Lors du Grand Prix des Pays-Bas, les commissaires ont activé la voiture de sécurité virtuelle, une tactique qui perd en popularité, surtout lorsqu'une voiture de sécurité physique serait plus appropriée.
Les décisions incohérentes des commissaires commencent à apparaître comme une variable cachée susceptible de faire pencher la balance d'un Grand Prix. La dernière course en a fourni une illustration frappante : lors des essais libres, Lewis Hamilton a frôlé trois rivaux sans recevoir aucune réprimande, tandis que d'autres pilotes ont été pénalisés pour des manœuvres similaires. Cette disparité a donné le ton d'un week-end où les décisions des officiels semblaient aussi imprévisibles que la météo.
Le drame s'est intensifié le jour de la course lorsque Yuki Tsunoda, pilote d'AlphaTauri, a arrêté sa voiture à deux reprises sur le bord de la piste. Le premier arrêt lui a permis de redémarrer, mais un deuxième problème, plus grave, l'a contraint à abandonner. La voiture en panne se trouvant à proximité d'une voie d'évacuation, la direction de course a opté pour un safety car virtuel (VSC) plutôt que de déployer un safety car à grande échelle. Les critiques affirment qu'en l'absence de véhicule de dépannage à proximité, une véritable voiture de sécurité aurait été la réponse appropriée. La VSC est restée en place bien plus longtemps que nécessaire, ralentissant le rythme de la course et frustrant à la fois les pilotes et les spectateurs.
Quelques tours plus tard, Valtteri Bottas s'est arrêté sur la ligne droite principale, son abandon étant inévitable, mais dans ce cas, correctement géré par les commissaires. Le contraste entre le VSC prolongé de Tsunoda et la résolution rapide du cas de Bottas a mis en évidence l'absence d'un protocole clair et cohérent.
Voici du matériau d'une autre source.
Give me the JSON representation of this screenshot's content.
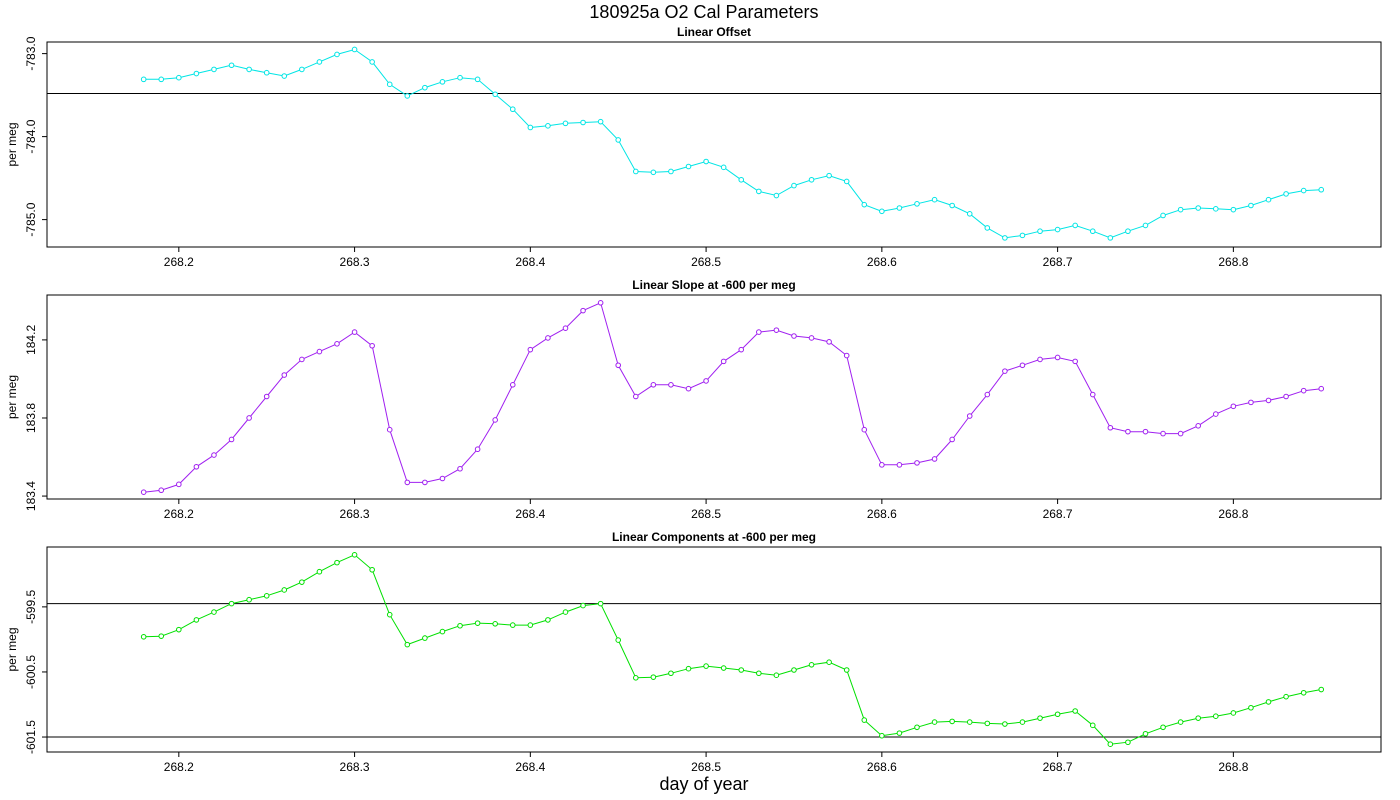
{
  "title": "180925a   O2 Cal Parameters",
  "xlabel": "day of year",
  "chart_data": [
    {
      "type": "line",
      "title": "Linear Offset",
      "ylabel": "per meg",
      "color": "#00e5e5",
      "marker": "circle",
      "xlim": [
        268.125,
        268.884
      ],
      "ylim": [
        -785.33,
        -782.86
      ],
      "xticks": [
        268.2,
        268.3,
        268.4,
        268.5,
        268.6,
        268.7,
        268.8
      ],
      "yticks": [
        {
          "value": -783,
          "label": "-783.0"
        },
        {
          "value": -784,
          "label": "-784.0"
        },
        {
          "value": -785,
          "label": "-785.0"
        }
      ],
      "hlines": [
        -783.48
      ],
      "x": [
        268.18,
        268.19,
        268.2,
        268.21,
        268.22,
        268.23,
        268.24,
        268.25,
        268.26,
        268.27,
        268.28,
        268.29,
        268.3,
        268.31,
        268.32,
        268.33,
        268.34,
        268.35,
        268.36,
        268.37,
        268.38,
        268.39,
        268.4,
        268.41,
        268.42,
        268.43,
        268.44,
        268.45,
        268.46,
        268.47,
        268.48,
        268.49,
        268.5,
        268.51,
        268.52,
        268.53,
        268.54,
        268.55,
        268.56,
        268.57,
        268.58,
        268.59,
        268.6,
        268.61,
        268.62,
        268.63,
        268.64,
        268.65,
        268.66,
        268.67,
        268.68,
        268.69,
        268.7,
        268.71,
        268.72,
        268.73,
        268.74,
        268.75,
        268.76,
        268.77,
        268.78,
        268.79,
        268.8,
        268.81,
        268.82,
        268.83,
        268.84,
        268.85
      ],
      "values": [
        -783.31,
        -783.31,
        -783.29,
        -783.24,
        -783.19,
        -783.14,
        -783.19,
        -783.23,
        -783.27,
        -783.19,
        -783.1,
        -783.01,
        -782.95,
        -783.1,
        -783.37,
        -783.51,
        -783.41,
        -783.34,
        -783.29,
        -783.31,
        -783.49,
        -783.67,
        -783.89,
        -783.87,
        -783.84,
        -783.83,
        -783.82,
        -784.04,
        -784.42,
        -784.43,
        -784.42,
        -784.36,
        -784.3,
        -784.37,
        -784.52,
        -784.66,
        -784.71,
        -784.59,
        -784.52,
        -784.47,
        -784.54,
        -784.82,
        -784.9,
        -784.86,
        -784.81,
        -784.76,
        -784.83,
        -784.93,
        -785.1,
        -785.22,
        -785.19,
        -785.14,
        -785.12,
        -785.07,
        -785.14,
        -785.22,
        -785.14,
        -785.07,
        -784.95,
        -784.88,
        -784.86,
        -784.87,
        -784.88,
        -784.83,
        -784.76,
        -784.69,
        -784.65,
        -784.64
      ]
    },
    {
      "type": "line",
      "title": "Linear Slope at -600 per meg",
      "ylabel": "per meg",
      "color": "#a020f0",
      "marker": "circle",
      "xlim": [
        268.125,
        268.884
      ],
      "ylim": [
        183.385,
        184.43
      ],
      "xticks": [
        268.2,
        268.3,
        268.4,
        268.5,
        268.6,
        268.7,
        268.8
      ],
      "yticks": [
        183.4,
        183.8,
        184.2
      ],
      "x": [
        268.18,
        268.19,
        268.2,
        268.21,
        268.22,
        268.23,
        268.24,
        268.25,
        268.26,
        268.27,
        268.28,
        268.29,
        268.3,
        268.31,
        268.32,
        268.33,
        268.34,
        268.35,
        268.36,
        268.37,
        268.38,
        268.39,
        268.4,
        268.41,
        268.42,
        268.43,
        268.44,
        268.45,
        268.46,
        268.47,
        268.48,
        268.49,
        268.5,
        268.51,
        268.52,
        268.53,
        268.54,
        268.55,
        268.56,
        268.57,
        268.58,
        268.59,
        268.6,
        268.61,
        268.62,
        268.63,
        268.64,
        268.65,
        268.66,
        268.67,
        268.68,
        268.69,
        268.7,
        268.71,
        268.72,
        268.73,
        268.74,
        268.75,
        268.76,
        268.77,
        268.78,
        268.79,
        268.8,
        268.81,
        268.82,
        268.83,
        268.84,
        268.85
      ],
      "values": [
        183.42,
        183.43,
        183.46,
        183.55,
        183.61,
        183.69,
        183.8,
        183.91,
        184.02,
        184.1,
        184.14,
        184.18,
        184.24,
        184.17,
        183.74,
        183.47,
        183.47,
        183.49,
        183.54,
        183.64,
        183.79,
        183.97,
        184.15,
        184.21,
        184.26,
        184.35,
        184.39,
        184.07,
        183.91,
        183.97,
        183.97,
        183.95,
        183.99,
        184.09,
        184.15,
        184.24,
        184.25,
        184.22,
        184.21,
        184.19,
        184.12,
        183.74,
        183.56,
        183.56,
        183.57,
        183.59,
        183.69,
        183.81,
        183.92,
        184.04,
        184.07,
        184.1,
        184.11,
        184.09,
        183.92,
        183.75,
        183.73,
        183.73,
        183.72,
        183.72,
        183.76,
        183.82,
        183.86,
        183.88,
        183.89,
        183.91,
        183.94,
        183.95
      ]
    },
    {
      "type": "line",
      "title": "Linear Components at -600 per meg",
      "ylabel": "per meg",
      "color": "#00e000",
      "marker": "circle",
      "xlim": [
        268.125,
        268.884
      ],
      "ylim": [
        -601.73,
        -598.58
      ],
      "xticks": [
        268.2,
        268.3,
        268.4,
        268.5,
        268.6,
        268.7,
        268.8
      ],
      "yticks": [
        -599.5,
        -600.5,
        -601.5
      ],
      "hlines": [
        -599.45,
        -601.5
      ],
      "x": [
        268.18,
        268.19,
        268.2,
        268.21,
        268.22,
        268.23,
        268.24,
        268.25,
        268.26,
        268.27,
        268.28,
        268.29,
        268.3,
        268.31,
        268.32,
        268.33,
        268.34,
        268.35,
        268.36,
        268.37,
        268.38,
        268.39,
        268.4,
        268.41,
        268.42,
        268.43,
        268.44,
        268.45,
        268.46,
        268.47,
        268.48,
        268.49,
        268.5,
        268.51,
        268.52,
        268.53,
        268.54,
        268.55,
        268.56,
        268.57,
        268.58,
        268.59,
        268.6,
        268.61,
        268.62,
        268.63,
        268.64,
        268.65,
        268.66,
        268.67,
        268.68,
        268.69,
        268.7,
        268.71,
        268.72,
        268.73,
        268.74,
        268.75,
        268.76,
        268.77,
        268.78,
        268.79,
        268.8,
        268.81,
        268.82,
        268.83,
        268.84,
        268.85
      ],
      "values": [
        -599.96,
        -599.95,
        -599.85,
        -599.7,
        -599.58,
        -599.45,
        -599.39,
        -599.33,
        -599.24,
        -599.12,
        -598.96,
        -598.82,
        -598.7,
        -598.93,
        -599.62,
        -600.08,
        -599.98,
        -599.88,
        -599.79,
        -599.75,
        -599.76,
        -599.78,
        -599.78,
        -599.7,
        -599.58,
        -599.48,
        -599.45,
        -600.01,
        -600.59,
        -600.58,
        -600.52,
        -600.45,
        -600.41,
        -600.44,
        -600.47,
        -600.52,
        -600.55,
        -600.47,
        -600.39,
        -600.35,
        -600.47,
        -601.24,
        -601.48,
        -601.44,
        -601.35,
        -601.27,
        -601.26,
        -601.27,
        -601.29,
        -601.3,
        -601.27,
        -601.21,
        -601.15,
        -601.1,
        -601.32,
        -601.61,
        -601.58,
        -601.45,
        -601.35,
        -601.27,
        -601.21,
        -601.18,
        -601.13,
        -601.05,
        -600.96,
        -600.88,
        -600.82,
        -600.77
      ]
    }
  ]
}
De nombreux fans et experts affirment désormais que le VSC devrait être réservé aux séances d'essais libres, où son impact sur le spectacle est minime. Dans une course, une véritable voiture de sécurité peut susciter l'enthousiasme, bouleverser les stratégies et maintenir la compétition en vie, parfois au détriment des efforts d'un pilote individuel, mais toujours dans l'esprit de la course. L'ambiguïté actuelle quant à l'utilisation des mesures de sécurité virtuelles ou réelles risque de nuire au caractère spectaculaire qui rend la Formule 1 si captivante.